While studying geometry, I came to know that a projective space (of dimension n associated to a vector space over a field K) can be seen as an affine space (of the same dimension and on the same field) extended with points at infinity. This extension perspective also pertains morphisms since, fixing an appropriate identification of the affine space into the projective one, affinities of the former can be viewed as special projectivities of the latter.
I am aware of the existence of category theory which can formalise similar interplays. Is there an interpretation of this case? More generally, I wonder to know (by willing scholars more advanced than me) if there exists an appropriate higher standpoint in which this relation can be interpreted.
Thank you.
Here's how I think rather concretely of projective versus affine spaces.
You start with the category of vector spaces, where the morphisms are linear isomorphisms.

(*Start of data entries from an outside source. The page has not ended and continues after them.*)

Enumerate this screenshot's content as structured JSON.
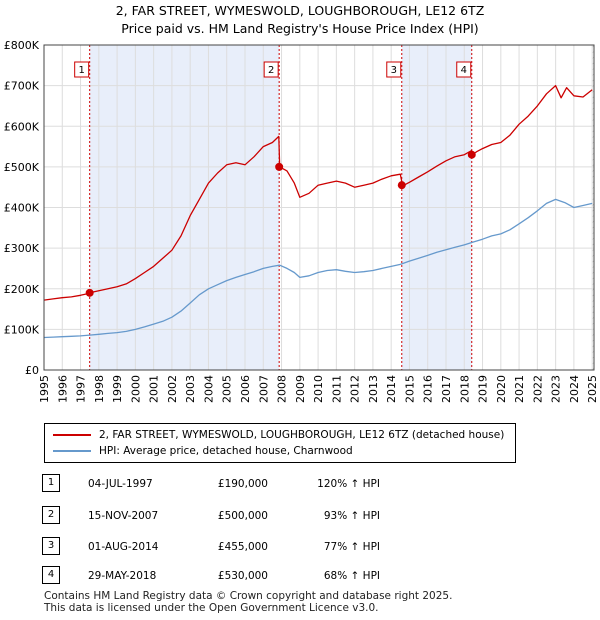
{
  "chart_data": {
    "type": "line",
    "title": "2, FAR STREET, WYMESWOLD, LOUGHBOROUGH, LE12 6TZ",
    "subtitle": "Price paid vs. HM Land Registry's House Price Index (HPI)",
    "xlim": [
      1995,
      2025.1
    ],
    "ylim": [
      0,
      800000
    ],
    "x_ticks": [
      1995,
      1996,
      1997,
      1998,
      1999,
      2000,
      2001,
      2002,
      2003,
      2004,
      2005,
      2006,
      2007,
      2008,
      2009,
      2010,
      2011,
      2012,
      2013,
      2014,
      2015,
      2016,
      2017,
      2018,
      2019,
      2020,
      2021,
      2022,
      2023,
      2024,
      2025
    ],
    "x_tick_labels": [
      "1995",
      "1996",
      "1997",
      "1998",
      "1999",
      "2000",
      "2001",
      "2002",
      "2003",
      "2004",
      "2005",
      "2006",
      "2007",
      "2008",
      "2009",
      "2010",
      "2011",
      "2012",
      "2013",
      "2014",
      "2015",
      "2016",
      "2017",
      "2018",
      "2019",
      "2020",
      "2021",
      "2022",
      "2023",
      "2024",
      "2025"
    ],
    "y_ticks": [
      0,
      100000,
      200000,
      300000,
      400000,
      500000,
      600000,
      700000,
      800000
    ],
    "y_tick_labels": [
      "£0",
      "£100K",
      "£200K",
      "£300K",
      "£400K",
      "£500K",
      "£600K",
      "£700K",
      "£800K"
    ],
    "grid": true,
    "series": [
      {
        "name": "2, FAR STREET, WYMESWOLD, LOUGHBOROUGH, LE12 6TZ (detached house)",
        "color": "#cc0000",
        "x": [
          1995.0,
          1995.5,
          1996.0,
          1996.5,
          1997.0,
          1997.4,
          1997.5,
          1998.0,
          1998.5,
          1999.0,
          1999.5,
          2000.0,
          2000.5,
          2001.0,
          2001.5,
          2002.0,
          2002.5,
          2003.0,
          2003.5,
          2004.0,
          2004.5,
          2005.0,
          2005.5,
          2006.0,
          2006.5,
          2007.0,
          2007.5,
          2007.85,
          2007.9,
          2008.3,
          2008.7,
          2009.0,
          2009.5,
          2010.0,
          2010.5,
          2011.0,
          2011.5,
          2012.0,
          2012.5,
          2013.0,
          2013.5,
          2014.0,
          2014.5,
          2014.6,
          2014.7,
          2015.0,
          2015.5,
          2016.0,
          2016.5,
          2017.0,
          2017.5,
          2018.0,
          2018.4,
          2018.45,
          2018.7,
          2019.0,
          2019.5,
          2020.0,
          2020.5,
          2021.0,
          2021.5,
          2022.0,
          2022.5,
          2023.0,
          2023.3,
          2023.6,
          2024.0,
          2024.5,
          2025.0
        ],
        "y": [
          172000,
          175000,
          178000,
          180000,
          184000,
          188000,
          190000,
          195000,
          200000,
          205000,
          212000,
          225000,
          240000,
          255000,
          275000,
          295000,
          330000,
          380000,
          420000,
          460000,
          485000,
          505000,
          510000,
          505000,
          525000,
          550000,
          560000,
          575000,
          500000,
          490000,
          460000,
          425000,
          435000,
          455000,
          460000,
          465000,
          460000,
          450000,
          455000,
          460000,
          470000,
          478000,
          482000,
          460000,
          455000,
          462000,
          475000,
          488000,
          502000,
          515000,
          525000,
          530000,
          540000,
          530000,
          538000,
          545000,
          555000,
          560000,
          578000,
          605000,
          625000,
          650000,
          680000,
          700000,
          670000,
          695000,
          675000,
          672000,
          690000
        ]
      },
      {
        "name": "HPI: Average price, detached house, Charnwood",
        "color": "#6699cc",
        "x": [
          1995.0,
          1995.5,
          1996.0,
          1996.5,
          1997.0,
          1997.5,
          1998.0,
          1998.5,
          1999.0,
          1999.5,
          2000.0,
          2000.5,
          2001.0,
          2001.5,
          2002.0,
          2002.5,
          2003.0,
          2003.5,
          2004.0,
          2004.5,
          2005.0,
          2005.5,
          2006.0,
          2006.5,
          2007.0,
          2007.5,
          2007.9,
          2008.3,
          2008.7,
          2009.0,
          2009.5,
          2010.0,
          2010.5,
          2011.0,
          2011.5,
          2012.0,
          2012.5,
          2013.0,
          2013.5,
          2014.0,
          2014.5,
          2015.0,
          2015.5,
          2016.0,
          2016.5,
          2017.0,
          2017.5,
          2018.0,
          2018.5,
          2019.0,
          2019.5,
          2020.0,
          2020.5,
          2021.0,
          2021.5,
          2022.0,
          2022.5,
          2023.0,
          2023.5,
          2024.0,
          2024.5,
          2025.0
        ],
        "y": [
          80000,
          81000,
          82000,
          83000,
          84000,
          86000,
          88000,
          90000,
          92000,
          95000,
          100000,
          106000,
          113000,
          120000,
          130000,
          145000,
          165000,
          185000,
          200000,
          210000,
          220000,
          228000,
          235000,
          242000,
          250000,
          255000,
          258000,
          250000,
          240000,
          228000,
          232000,
          240000,
          245000,
          247000,
          243000,
          240000,
          242000,
          245000,
          250000,
          255000,
          260000,
          268000,
          275000,
          282000,
          290000,
          296000,
          302000,
          308000,
          315000,
          322000,
          330000,
          335000,
          345000,
          360000,
          375000,
          392000,
          410000,
          420000,
          412000,
          400000,
          405000,
          410000
        ]
      }
    ],
    "sales": [
      {
        "label": "1",
        "x": 1997.5,
        "y": 190000
      },
      {
        "label": "2",
        "x": 2007.87,
        "y": 500000
      },
      {
        "label": "3",
        "x": 2014.58,
        "y": 455000
      },
      {
        "label": "4",
        "x": 2018.41,
        "y": 530000
      }
    ],
    "shaded_ranges": [
      [
        1997.5,
        2007.87
      ],
      [
        2014.58,
        2018.41
      ]
    ],
    "hatch_from": 2025.0
  },
  "legend": {
    "property_label": "2, FAR STREET, WYMESWOLD, LOUGHBOROUGH, LE12 6TZ (detached house)",
    "hpi_label": "HPI: Average price, detached house, Charnwood"
  },
  "table": [
    {
      "num": "1",
      "date": "04-JUL-1997",
      "price": "£190,000",
      "hpi": "120% ↑ HPI"
    },
    {
      "num": "2",
      "date": "15-NOV-2007",
      "price": "£500,000",
      "hpi": "93% ↑ HPI"
    },
    {
      "num": "3",
      "date": "01-AUG-2014",
      "price": "£455,000",
      "hpi": "77% ↑ HPI"
    },
    {
      "num": "4",
      "date": "29-MAY-2018",
      "price": "£530,000",
      "hpi": "68% ↑ HPI"
    }
  ],
  "footer": {
    "line1": "Contains HM Land Registry data © Crown copyright and database right 2025.",
    "line2": "This data is licensed under the Open Government Licence v3.0."
  },
  "colors": {
    "property": "#cc0000",
    "hpi": "#6699cc",
    "shade": "#e8eefa"
  }
}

The projective space associated with a vector space $V$ is the set $\newcommand\P{\mathbb{P}}$$\P V$ of $1$-dimensional subspaces. Projective transformations are maps naturally induced by linear isomorphisms. Any linear isomorphism $L: V \rightarrow W$ induces a map $$[L]: \P V \rightarrow \P W,$$ where for each $\ell \in \P V$, $$[L](\ell) = L(\ell).$$
To make this abstract, we can say that $\P$ is a projective space if there exists a vector space $V$ such that $\P = \P V$ and $F: \P \rightarrow \mathbb{Q}$ is a projective transformation if $\P = \P V$, $\mathbb Q = \P W$, and there exists a linear isomorphism $L: V \rightarrow W$ such that $F = [L]$.

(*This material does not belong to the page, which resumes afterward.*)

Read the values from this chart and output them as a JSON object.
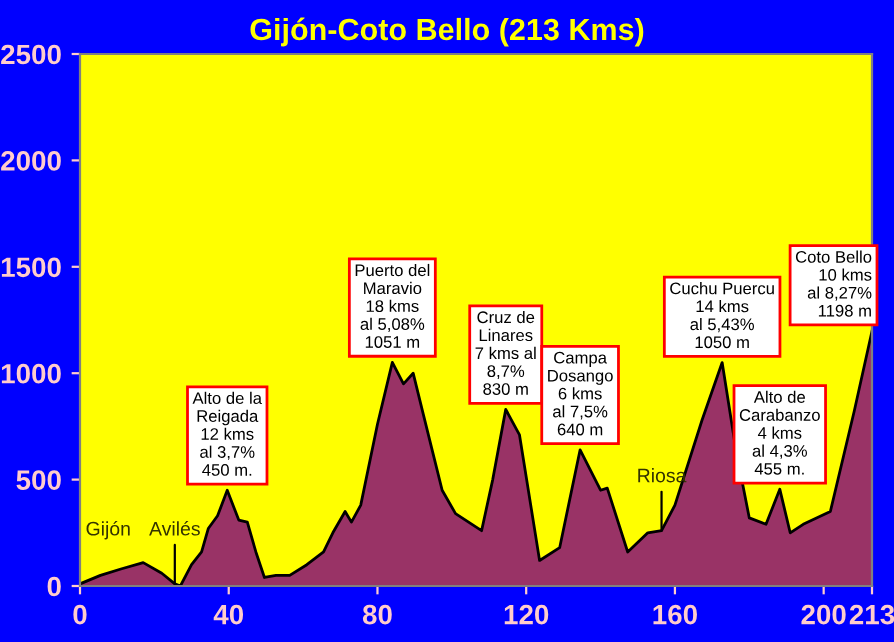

This defines a functor from the category of vector spaces to the cateogry of projective spaces, where all morphisms are bijective.

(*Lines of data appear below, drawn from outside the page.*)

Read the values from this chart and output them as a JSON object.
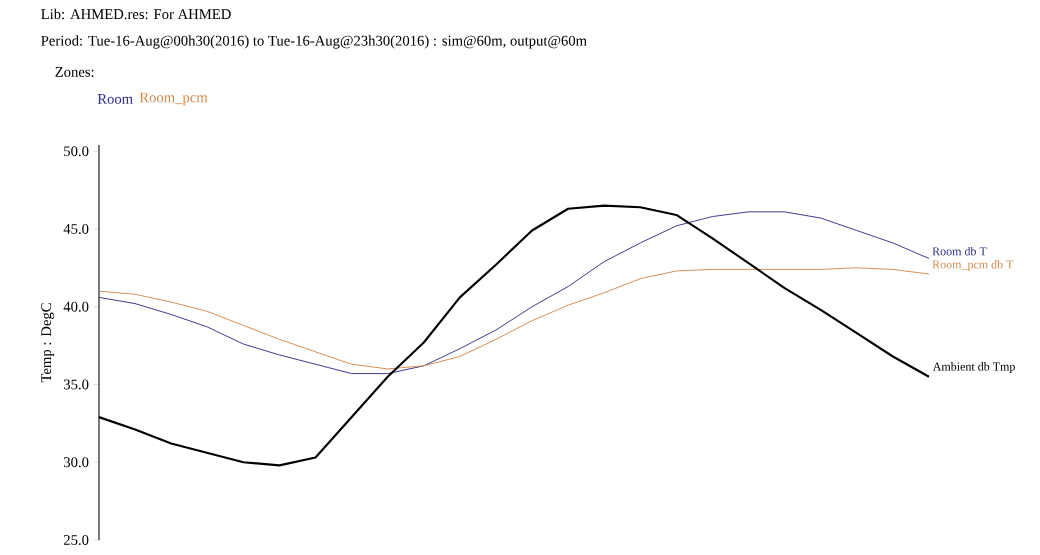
{
  "chart_data": {
    "type": "line",
    "title": "Lib: AHMED.res: For AHMED",
    "subtitle": "Period: Tue-16-Aug@00h30(2016) to Tue-16-Aug@23h30(2016) : sim@60m, output@60m",
    "ylabel": "Temp : DegC",
    "annotations": [
      "Zones:",
      "Room",
      "Room_pcm"
    ],
    "categories": [
      null,
      null,
      null,
      null,
      null,
      null,
      null,
      null,
      null,
      null,
      null,
      null,
      null,
      null,
      null,
      null,
      null,
      null,
      null,
      null,
      null,
      null,
      null,
      null
    ],
    "tick_labels": "y",
    "ylim": [
      25,
      50.4
    ],
    "yticks": [
      {
        "value": 25,
        "label": "25.0"
      },
      {
        "value": 30,
        "label": "30.0"
      },
      {
        "value": 35,
        "label": "35.0"
      },
      {
        "value": 40,
        "label": "40.0"
      },
      {
        "value": 45,
        "label": "45.0"
      },
      {
        "value": 50,
        "label": "50.0"
      }
    ],
    "series": [
      {
        "name": "Room db T",
        "color": "#2e2e8c",
        "values": [
          40.6,
          40.2,
          39.5,
          38.7,
          37.6,
          36.9,
          36.3,
          35.7,
          35.7,
          36.2,
          37.3,
          38.5,
          40.0,
          41.3,
          42.9,
          44.1,
          45.2,
          45.8,
          46.1,
          46.1,
          45.7,
          44.9,
          44.1,
          43.1
        ]
      },
      {
        "name": "Room_pcm db T",
        "color": "#d4884a",
        "values": [
          41.0,
          40.8,
          40.3,
          39.7,
          38.8,
          37.9,
          37.1,
          36.3,
          36.0,
          36.2,
          36.8,
          37.9,
          39.1,
          40.1,
          40.9,
          41.8,
          42.3,
          42.4,
          42.4,
          42.4,
          42.4,
          42.5,
          42.4,
          42.1
        ]
      },
      {
        "name": "Ambient db Tmp",
        "color": "#000000",
        "values": [
          32.9,
          32.1,
          31.2,
          30.6,
          30.0,
          29.8,
          30.3,
          32.9,
          35.5,
          37.7,
          40.6,
          42.7,
          44.9,
          46.3,
          46.5,
          46.4,
          45.9,
          44.4,
          42.8,
          41.2,
          39.8,
          38.3,
          36.8,
          35.5
        ]
      }
    ]
  }
}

An affine space arises as an affine hyperplane of a vector space. In other words, $\newcommand\A{\mathbb{A}}$$\A$ is an affine space if there exists a vector space $V$ and nonzero $\xi \in V^*$ such that $$\A = \xi^{-1}(1). $$ There is a natural injective map \begin{align*} \A &\rightarrow \P V\\ v &\mapsto [v], \end{align*} where $[v]$ is the $1$-dimensional subspace containing $v$. A map $\A_1 \rightarrow \A_2$ is an affine trasnformation if it is the restriction of a projective transformation $$[L]: \P V_1 \rightarrow \P V_2.$$
The complement $\P V\backslash \A$ is called the hyperplane at infinity. Given the definition above of an affine space, there is a unique way to extend $\A$ to an isomorphism class of projective spaces. That's what is meant by projectivizing $\A$ by adding the hyperplane at infinity. Also, any affine transformation has a unique extension to a projective transformation.